Just open the file with the right coding-system (typically, opening
"myfile" and then hitting M-x recover-this-file RET should do the
trick).

        Stefan

grivet | 26 Jun 2012 12:13
Picon
Favicon

Re: non-ASCII characters in auto-save files


     - Is there a systematic way to convert #myfile# to iso-latin-9 (or
iso-latin-1) code, other than painstakingly searching and replacing
offending chars ?

> Just open the file with the right coding-system (typically, opening
> "myfile" and then hitting M-x recover-this-file RET should do the
> trick).
>
>
>          Stefan
#myfile# c&n be opened in this way but cannot be saved, as the coding 
system is not recognized.
JP Grivet

Eli Zaretskii | 26 Jun 2012 17:40
Picon

Re: non-ASCII characters in auto-save files

> Date: Tue, 26 Jun 2012 12:13:21 +0200
> From: grivet <grivet <at> cnrs-orleans.fr>
> 
> 
>      - Is there a systematic way to convert #myfile# to iso-latin-9 (or
> iso-latin-1) code, other than painstakingly searching and replacing
> offending chars ?

Yes.  

   C-x RET c emacs-internal RET C-x C-f #myfile# RET
   C-x RET f latin-9 RET
   C-x C-s

> > Just open the file with the right coding-system (typically, opening
> > "myfile" and then hitting M-x recover-this-file RET should do the
> > trick).
> >
> >
> >          Stefan
> #myfile# c&n be opened in this way but cannot be saved, as the coding 
> system is not recognized.

You should open myfile, not #myfile#.  Then Emacs will automatically
notice that the auto-save file for it exists, and offer to recover it.

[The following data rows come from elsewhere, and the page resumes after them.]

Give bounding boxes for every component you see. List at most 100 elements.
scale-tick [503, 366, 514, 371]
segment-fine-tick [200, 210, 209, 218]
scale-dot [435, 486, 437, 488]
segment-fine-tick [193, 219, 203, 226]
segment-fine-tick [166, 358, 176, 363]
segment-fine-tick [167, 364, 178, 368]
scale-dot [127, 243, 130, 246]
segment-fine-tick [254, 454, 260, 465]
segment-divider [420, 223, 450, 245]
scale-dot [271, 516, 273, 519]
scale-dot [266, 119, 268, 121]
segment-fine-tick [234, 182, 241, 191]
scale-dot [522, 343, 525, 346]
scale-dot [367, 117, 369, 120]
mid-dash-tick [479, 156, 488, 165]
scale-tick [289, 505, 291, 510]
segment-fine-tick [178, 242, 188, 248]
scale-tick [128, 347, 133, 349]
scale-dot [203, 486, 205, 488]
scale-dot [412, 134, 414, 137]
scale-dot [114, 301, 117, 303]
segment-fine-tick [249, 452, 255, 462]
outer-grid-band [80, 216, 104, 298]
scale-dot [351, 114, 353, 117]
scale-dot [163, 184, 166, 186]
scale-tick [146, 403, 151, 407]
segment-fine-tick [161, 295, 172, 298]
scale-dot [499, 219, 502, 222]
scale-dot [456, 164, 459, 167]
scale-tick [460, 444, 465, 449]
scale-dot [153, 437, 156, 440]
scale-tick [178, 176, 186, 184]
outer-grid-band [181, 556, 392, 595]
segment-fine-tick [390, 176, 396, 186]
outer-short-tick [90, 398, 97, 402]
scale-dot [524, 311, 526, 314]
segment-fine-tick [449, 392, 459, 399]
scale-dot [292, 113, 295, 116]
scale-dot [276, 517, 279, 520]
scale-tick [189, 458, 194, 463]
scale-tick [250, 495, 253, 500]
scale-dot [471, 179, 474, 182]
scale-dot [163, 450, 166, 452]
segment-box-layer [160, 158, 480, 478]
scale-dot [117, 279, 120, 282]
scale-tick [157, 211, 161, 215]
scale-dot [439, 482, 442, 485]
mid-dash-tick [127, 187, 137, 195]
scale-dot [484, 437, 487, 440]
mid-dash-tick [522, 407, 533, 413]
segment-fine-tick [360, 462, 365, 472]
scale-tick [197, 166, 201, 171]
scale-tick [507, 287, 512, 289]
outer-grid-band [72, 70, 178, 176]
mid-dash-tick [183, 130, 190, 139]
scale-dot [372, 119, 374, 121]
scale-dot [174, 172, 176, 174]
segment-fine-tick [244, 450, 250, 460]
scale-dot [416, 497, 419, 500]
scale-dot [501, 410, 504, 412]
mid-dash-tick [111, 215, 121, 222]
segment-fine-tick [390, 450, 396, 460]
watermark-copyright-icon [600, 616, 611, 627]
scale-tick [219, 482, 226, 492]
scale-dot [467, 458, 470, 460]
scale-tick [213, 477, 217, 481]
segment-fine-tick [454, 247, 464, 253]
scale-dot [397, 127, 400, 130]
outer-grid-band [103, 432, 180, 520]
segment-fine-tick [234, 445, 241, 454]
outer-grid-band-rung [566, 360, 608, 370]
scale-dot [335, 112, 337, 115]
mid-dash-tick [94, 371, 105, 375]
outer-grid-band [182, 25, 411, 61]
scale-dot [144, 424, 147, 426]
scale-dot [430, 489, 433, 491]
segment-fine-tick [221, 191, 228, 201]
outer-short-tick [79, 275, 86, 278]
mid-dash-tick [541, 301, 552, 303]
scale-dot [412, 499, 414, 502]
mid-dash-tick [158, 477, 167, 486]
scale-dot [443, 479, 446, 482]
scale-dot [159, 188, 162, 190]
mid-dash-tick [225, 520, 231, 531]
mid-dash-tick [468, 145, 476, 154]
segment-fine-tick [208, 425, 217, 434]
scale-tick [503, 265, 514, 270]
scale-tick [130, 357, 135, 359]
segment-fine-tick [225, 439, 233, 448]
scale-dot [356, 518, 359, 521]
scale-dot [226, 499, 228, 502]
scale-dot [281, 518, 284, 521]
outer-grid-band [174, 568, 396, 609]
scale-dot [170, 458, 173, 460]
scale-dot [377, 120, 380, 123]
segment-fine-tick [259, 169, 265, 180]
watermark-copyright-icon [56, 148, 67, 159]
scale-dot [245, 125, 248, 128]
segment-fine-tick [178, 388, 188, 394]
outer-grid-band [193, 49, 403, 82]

Xah Lee | 27 Jun 2012 13:52
Picon
Gravatar

Re: non-ASCII characters in auto-save files

On Jun 25, 4:21 pm, Stefan Monnier <monn... <at> iro.umontreal.ca> wrote:
> >     - Can Emacs be persuaded to to encode auto-save files in a more useful
> > manner ?
>
> No.  Auto-save files are encoded using Emacs's internal coding-system,
> which makes the operation a lot more reliable and efficient (no need to
> worry about the case where some char(s) can't be encoded, for example).

i thought emacs 23/24 uses a superset of utf-8 as internal encoding?
so that i thought those #autosave# files are encoded in utf-8, and as
long as one open them with utf-8 decoding all chars would show. Is
this not correct?

(i turned of auto-save and auto backup few years ago)

 Xah

Eli Zaretskii | 27 Jun 2012 18:44
Picon

Re: non-ASCII characters in auto-save files

> From: Xah Lee <xahlee <at> gmail.com>
> Date: Wed, 27 Jun 2012 04:52:41 -0700 (PDT)
> 
> i thought emacs 23/24 uses a superset of utf-8 as internal encoding?

It does.

> so that i thought those #autosave# files are encoded in utf-8, and as
> long as one open them with utf-8 decoding all chars would show. Is
> this not correct?

Not 100%, because it's a superset.  That is, there could be codes
there that UTF-8 will fail to decode.